Considering Dorrian, exclusion of passive debt buyers from the debt collector licensing requirement seems like a slam dunk - but there are a couple of hanging threads. For example, in Dorrian, the Massachusetts Supreme Court reiterates on several occasions that the debt buyer had no contact with debtors and relied entirely on duly licensed third parties for collection efforts. Indeed, the October 2006 Division of Banks Opinion Letter clarified that, for the passive debt buyer exception to apply, "all collection activity" must be performed by a duly licensed debt collector or attorney. But what if the passive debt buyer retains some degree of oversight of the collection efforts?
This was the question before a Massachusetts Appellate Court last year in Midland Funding, LLC v. Juba, 2017 Mass. App. Div. LEXIS 5 (Mass. App. February 15, 2017). In Midland Funding, the named plaintiff acted as a purchaser of past-due credit card debt. While it outsourced the "bulk of practical aspects of collection" to a licensed third party, under the terms of its servicing agreement Midland Funding required the licensed collector to act in accordance with reasonable policies, procedures, and instructions it provided to the collector and required Midland Funding to have oversight of the collector's servicing efforts. Midland Funding was also the named plaintiff when collection lawsuits were filed. In the eyes of the appellate court, these activities were sufficient to give Midland Funding a degree of indirect involvement in the collections process to trigger the licensing requirement. In reaching this conclusion, the appellate court gave relatively little deference to the Division of Banks' opinion letters that the Massachusetts Supreme Court held in high esteem in Dorrian.
It is worth noting that the question of indirect control in the form of collection vendor oversight and management was not at issue in Dorrian, so it is unclear how the Supreme Court would have addressed it. Also, the Dorrian decision does discuss an amicus brief submitted by the Division of Banks which noted that its examination practices are not practical for passive debt buyers and, until recently, it would notify passive debt buyers applying for licensure that the application would not be processed because a license was not required. In light of this, it seems like the Midland Funding case should generally be considered an outlier post-Dorrian. However, it remains on the books and is thus a somewhat troubling precedent. Whether it should be ignored post-Dorrian is unclear.
The other issue unaddressed by Dorrian is whether other licensing requirements might be triggered by a passive debt buyer.
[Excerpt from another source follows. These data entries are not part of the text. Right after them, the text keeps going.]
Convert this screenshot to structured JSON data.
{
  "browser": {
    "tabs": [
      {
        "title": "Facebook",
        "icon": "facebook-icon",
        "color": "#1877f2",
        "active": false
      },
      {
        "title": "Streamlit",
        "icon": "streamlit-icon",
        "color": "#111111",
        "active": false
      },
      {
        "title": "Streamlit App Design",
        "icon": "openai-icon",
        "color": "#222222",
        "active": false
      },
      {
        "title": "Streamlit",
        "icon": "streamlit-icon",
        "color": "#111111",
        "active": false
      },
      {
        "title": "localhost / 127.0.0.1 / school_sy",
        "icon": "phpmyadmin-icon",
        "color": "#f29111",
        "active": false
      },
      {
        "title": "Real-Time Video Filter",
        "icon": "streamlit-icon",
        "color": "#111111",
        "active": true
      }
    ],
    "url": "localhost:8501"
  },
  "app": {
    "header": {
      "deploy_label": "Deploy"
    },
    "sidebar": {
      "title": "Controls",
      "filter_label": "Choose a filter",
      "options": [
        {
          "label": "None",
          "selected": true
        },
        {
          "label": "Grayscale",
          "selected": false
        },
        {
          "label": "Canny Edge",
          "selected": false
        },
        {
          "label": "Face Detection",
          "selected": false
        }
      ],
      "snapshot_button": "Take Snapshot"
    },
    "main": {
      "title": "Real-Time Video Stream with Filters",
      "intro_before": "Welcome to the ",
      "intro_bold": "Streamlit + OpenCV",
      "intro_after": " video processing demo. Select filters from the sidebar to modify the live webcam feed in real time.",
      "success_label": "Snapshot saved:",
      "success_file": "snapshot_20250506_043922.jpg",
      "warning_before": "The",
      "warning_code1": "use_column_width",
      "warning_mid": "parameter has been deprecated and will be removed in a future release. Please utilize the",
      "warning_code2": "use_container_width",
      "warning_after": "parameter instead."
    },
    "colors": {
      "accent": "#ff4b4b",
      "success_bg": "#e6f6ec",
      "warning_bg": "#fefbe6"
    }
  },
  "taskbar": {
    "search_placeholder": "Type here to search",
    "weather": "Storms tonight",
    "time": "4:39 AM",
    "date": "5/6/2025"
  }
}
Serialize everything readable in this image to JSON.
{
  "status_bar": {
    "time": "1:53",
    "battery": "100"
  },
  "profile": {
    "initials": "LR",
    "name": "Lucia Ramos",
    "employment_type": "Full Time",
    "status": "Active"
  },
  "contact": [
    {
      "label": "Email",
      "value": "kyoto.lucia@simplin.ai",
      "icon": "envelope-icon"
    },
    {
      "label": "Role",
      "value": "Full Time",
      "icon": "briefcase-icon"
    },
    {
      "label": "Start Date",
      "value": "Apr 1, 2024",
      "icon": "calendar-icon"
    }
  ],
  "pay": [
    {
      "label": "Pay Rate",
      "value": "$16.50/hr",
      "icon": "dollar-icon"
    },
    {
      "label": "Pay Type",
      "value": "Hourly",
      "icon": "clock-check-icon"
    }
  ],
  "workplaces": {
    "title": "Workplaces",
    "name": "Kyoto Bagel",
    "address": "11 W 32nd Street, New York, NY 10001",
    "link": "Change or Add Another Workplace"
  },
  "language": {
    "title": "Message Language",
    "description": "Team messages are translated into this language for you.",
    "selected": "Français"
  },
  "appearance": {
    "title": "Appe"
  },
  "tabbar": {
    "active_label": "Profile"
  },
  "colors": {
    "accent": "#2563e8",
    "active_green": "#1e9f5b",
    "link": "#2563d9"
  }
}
For example, under the Massachusetts Small Loan Act, a party engaged in the business of making a "small loan" requires a license. A "small loan" is a loan of $6,000 or less with interest and expenses at a rate greater than 12% per year. The statute takes an expansive view of the activities considered to be "engaging in the business" of making such loans, and includes a party that purchases such a loan. If a passive debt buyer were to purchase such a loan it may be subject to licensure under this statutory scheme, even if it is exempt from licensure as a debt collector.
Make no mistake, on balance the holding in Dorrian is a step in the right direction. However, it is not a licensing panacea and should not be construed as such.